Dikim fabrikasında her gün farklı modeller ve bu modellerin bir saat içinde bitmesini bekleyen bir ustamız vardı.Onun sürekli yanımıza gelip:

- Daha burada mı kaldın? bunu bir daha dik olmamış, gibi sozleri işimizi iyice çekilmez hale getiriyordu. Evimize bir lokma ekmek götürmek için tüm bunlara katlanmak,tabiri caizse ağız kokusu çekmek bizim yaşamın bir parçası olmuştu .Akşama kadar çalışıp saat 18.00 da verilen paydosla tekrar karanlığa çıktım.Güneş batmıştı bile.Güneşin eksikliğini görmemek bazen bende derin yaralar açıyordu.Geçenlerde hastalandığımda zorda olsa doktora gittim ve bana:

-sen hiç güneşe çıkmaz mısın kızım?

dediğinde gözümdeki yaşları nasıl saklayacağımı bilemedim. Doktor bey bilmiyordu ama gerçeği de söylüyordu. Ben güneş görmüyordum. Arada molalarda dışarıya çıkıp güneşi izlemek istemişimdir ama fabrika büyüktü, oturduğum masadan kalkıp dışarıya çıkasıya kadar mola bitiyor ve mesai zili çalıyordu.

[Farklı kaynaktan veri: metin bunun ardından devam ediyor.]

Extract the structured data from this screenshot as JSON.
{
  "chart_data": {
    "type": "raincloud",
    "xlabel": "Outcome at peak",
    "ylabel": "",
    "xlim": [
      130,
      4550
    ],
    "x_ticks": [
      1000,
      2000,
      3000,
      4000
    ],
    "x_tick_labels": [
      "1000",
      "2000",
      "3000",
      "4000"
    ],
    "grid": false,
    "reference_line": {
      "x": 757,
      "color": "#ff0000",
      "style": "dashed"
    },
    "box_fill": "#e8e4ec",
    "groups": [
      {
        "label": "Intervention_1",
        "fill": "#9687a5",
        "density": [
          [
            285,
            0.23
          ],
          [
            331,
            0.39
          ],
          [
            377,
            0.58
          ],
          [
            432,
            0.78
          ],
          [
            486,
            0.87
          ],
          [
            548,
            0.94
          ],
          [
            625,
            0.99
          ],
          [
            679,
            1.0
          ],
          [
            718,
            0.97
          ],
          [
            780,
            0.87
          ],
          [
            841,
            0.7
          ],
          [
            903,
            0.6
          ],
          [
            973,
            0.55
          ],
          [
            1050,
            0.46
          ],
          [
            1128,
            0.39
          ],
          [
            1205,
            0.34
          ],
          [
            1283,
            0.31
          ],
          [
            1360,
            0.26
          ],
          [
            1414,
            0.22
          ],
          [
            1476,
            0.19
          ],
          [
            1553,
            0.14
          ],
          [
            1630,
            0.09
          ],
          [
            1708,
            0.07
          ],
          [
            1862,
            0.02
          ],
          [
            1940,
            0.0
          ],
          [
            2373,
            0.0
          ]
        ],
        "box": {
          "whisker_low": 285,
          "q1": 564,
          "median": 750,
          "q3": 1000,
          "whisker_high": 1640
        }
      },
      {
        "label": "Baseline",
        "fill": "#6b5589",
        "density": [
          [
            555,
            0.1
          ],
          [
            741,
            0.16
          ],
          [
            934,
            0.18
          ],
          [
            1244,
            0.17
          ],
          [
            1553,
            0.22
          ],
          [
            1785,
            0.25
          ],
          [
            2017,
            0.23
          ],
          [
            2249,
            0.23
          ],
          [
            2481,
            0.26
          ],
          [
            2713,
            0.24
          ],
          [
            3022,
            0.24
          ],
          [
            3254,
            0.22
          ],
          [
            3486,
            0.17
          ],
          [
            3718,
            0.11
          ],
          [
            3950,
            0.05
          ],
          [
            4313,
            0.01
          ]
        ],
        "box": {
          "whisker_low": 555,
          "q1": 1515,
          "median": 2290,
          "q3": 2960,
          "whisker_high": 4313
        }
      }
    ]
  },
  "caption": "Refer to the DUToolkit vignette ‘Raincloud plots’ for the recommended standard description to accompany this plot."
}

Günün bana kattığı yoğunlukla geçen zamana inat hep dimdik durmaya çalıştım kimselere güçsüz görünmek istemedim. Kardeşime örnek olmalıydım daha 9 yaşındaydı ve okuyordu.Köyümüzde okul olmadığı için onunla birlikte büyük şehre sürüklendik.Mahallede iyi kötü bir okula gidiyordu.Aldığım para 1200 TL idi.Onunla geçinmeye çabalarken kardeşime paramız yok dememek için zengincilik oynuyordum.

-Abla bana bir çikolata, dediğinde akşam iki ekmek için ayırdığım parayla ona çikolata alıp kalanıyla da bir tane ekmek alarak eve dönüyordum.Onun okuldan geldikten sonra çok acıktığını bildiğim için köşeye oturup yemek yemesini izlerdim.Ben yine fabrikada yiyordum ama onun yemesi ve büyümesi lazımdı.Arada babamdan mektup gelirdi:

-Nasılsınız bir ihtiyaç var mı?Zarfın içine 200 lira koydum bununla idare edin, yine göndericem.

Alırdım 200 lirayı, onunla birkaç erzak alıp eve gelirdim.Bitmişti işte para.Ama olsun babam bize yardım etmek istiyordu,yalnız tek bir eksik vardı büyük şehirde yaşamak göründüğü kadar kolay değildi.